Spatial Data Foundations
Date Modified: May 6, 2024
Authors: Mitchell Manware , Kyle P Messier
Key Terms: Geospatial Data
Programming Language: R
Motivation
Environmental health research relies on various types of data to accurately measure, model, and predict exposures. Environmental data are often spatial (related to the surface of the Earth), temporal (related to specific time/period of time), or spatio-temporal (related to the surface of the Earth for a specific time/period of time). These data are at the core of environmental health research, but the steps between identifying a spatial data set or variable and using it to help answer a research question can be challenging.

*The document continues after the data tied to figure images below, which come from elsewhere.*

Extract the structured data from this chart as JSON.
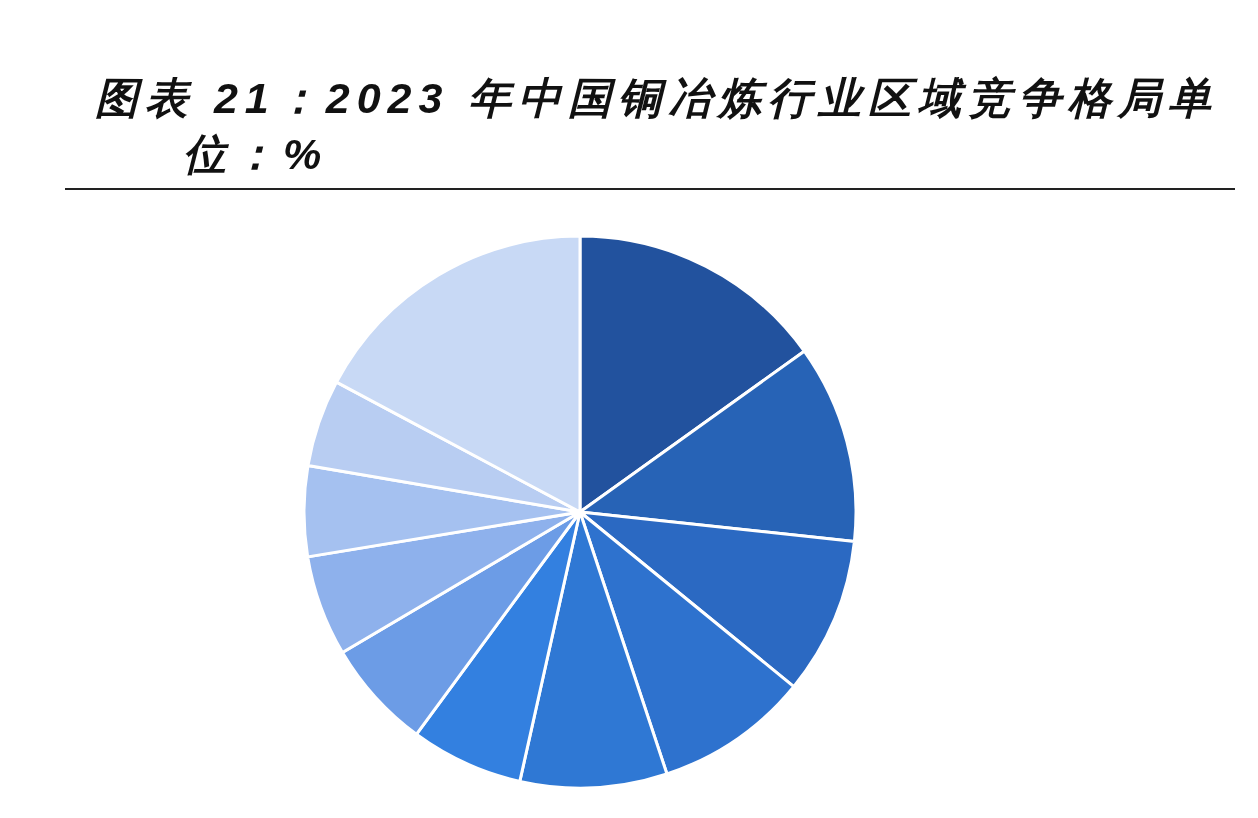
{
  "chart_data": {
    "type": "pie",
    "title": "图表 21：2023 年中国铜冶炼行业区域竞争格局单位：%",
    "categories": [
      null,
      null,
      null,
      null,
      null,
      null,
      null,
      null,
      null,
      null,
      null
    ],
    "values": [
      15.1,
      11.6,
      9.2,
      9.0,
      8.6,
      6.6,
      6.4,
      5.9,
      5.3,
      5.1,
      17.2
    ],
    "colors": [
      "#22529e",
      "#2763b6",
      "#2b69c2",
      "#2e72ce",
      "#2f78d4",
      "#3380e0",
      "#6c9ce6",
      "#8eb1ec",
      "#a5c1f0",
      "#b8cdf2",
      "#c8d9f5"
    ]
  }
}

The spatial data foundations vignettes are designed to introduce the necessary steps for conducting analyses with spatial data in R. They will introduce R packages that are equipped to handle spatial data, and will demonstrate how to access, import, and analyze three different types of spatial data. The vignettes will focus primarily on spatial data, but some aspects of temporal and spatio-temporal data will also be discussed.
Objectives
Users will learn about the following topics related to spatial data in R:
- Point, polygon, and raster data types
- Downloading data from a URL
- Importing data
- Checking data type, structure, and class
- Reclassifying data
- Computing summary and zonal statistics
- Plotting individual and multiple data sets
Data Types
These vignettes will cover how to access, import, and analyze point, polygon, and raster spatial data types. The details of what constitutes each unique spatial data type, however, will not be covered.
For detailed descriptions of each type of spatial data, please see Simple Features for R (Pebesma (2018)) for point and polygon data types, and Introduction to Raster Data (Introduction to Raster Data (2023)) for raster data.
Data Sources
The exploratory analyses utilize free and publicly available environmental data. The code chunks are designed to access each specific file used for the exploratory analyses, but a description of each data source and data set is available below.
Producer | Data | Data Type |
---|---|---|
Environmental Protection Agency (EPA) | PM2.5 Daily Observations | Point |
National Oceanic and Atmospheric Administration (NOAA) | Wildfire Smoke Plumes | Polygon |
United States Census Bureau | United States Cartographic Boundary | Polygon |
National Oceanic and Atmospheric Administration (NOAA) | Land Surface Temperature | Raster |
Packages
Various R packages can be used to create, import, analyze, and export spatial data. If you have not used these packages previously, they may not be installed on your machine. The following chunk of code installs and imports the packages required to conduct the exploratory analyses in this vignette.
Installing and importing new packages may required R to restart.
vignette_packages <- c(
"dplyr", "ggplot2", "ggpubr", "sf",
"terra", "tidyterra", "utils"
)
for (v in seq_along(vignette_packages)) {
if (vignette_packages[v] %in% installed.packages() == FALSE) {
install.packages(vignette_packages[v])
}
}
library(dplyr)
library(ggplot2)
library(ggpubr)
library(sf)
library(terra)
library(tidyterra)
library(utils)
ggplot2
and ggpubr
The ggplot2
and ggpubr
packages will be used throughout the vignette for creating publication quality plots. Please see ggplot2: Elegant Graphics for Data Analysis (3e) (Wickham (2016)) and ggpubr: ‘ggplot2’ Based Publication Ready Plots (Kassambara (2023)) for in depth descriptions of the syntax and functionality utilized by these packages.
The exploratory analyses performed in this vignette are designed for educational purposes only. The results of the following analyses are not peer-reviewed findings, nor are they based on any hypotheses.
Coordinate reference systems and projections
Coordinate reference systems (CRS) are important for spatial analyses as they define how spatial data align with the Earth’s surface (Lovelace, Nowosad, and Muenchow (2019)). Transforming (projecting) the data to a different CRS may be necessary when combining multiple datasets or creating visuals for particular areas of interest. It is important to note that transforming spatial data can cause distortions in it’s area, direction, distance, or shape (Lovelace, Nowosad, and Muenchow (2019)). The direction and magnitude of these distortions vary depending on the chosen CRS, area of interest, and type of data (Steinwand, Hutchinson, and Snyder (1995)). For guidance on selected the right coordinate reference system based on the data, area of interest, and analysis goals, see Choose the right projection (Choose the Right Projection (2023)).
For the following analyses which focus on the coterminous United States, the Albers Equal Area projection (EPSG Code: 5070) will be utilized.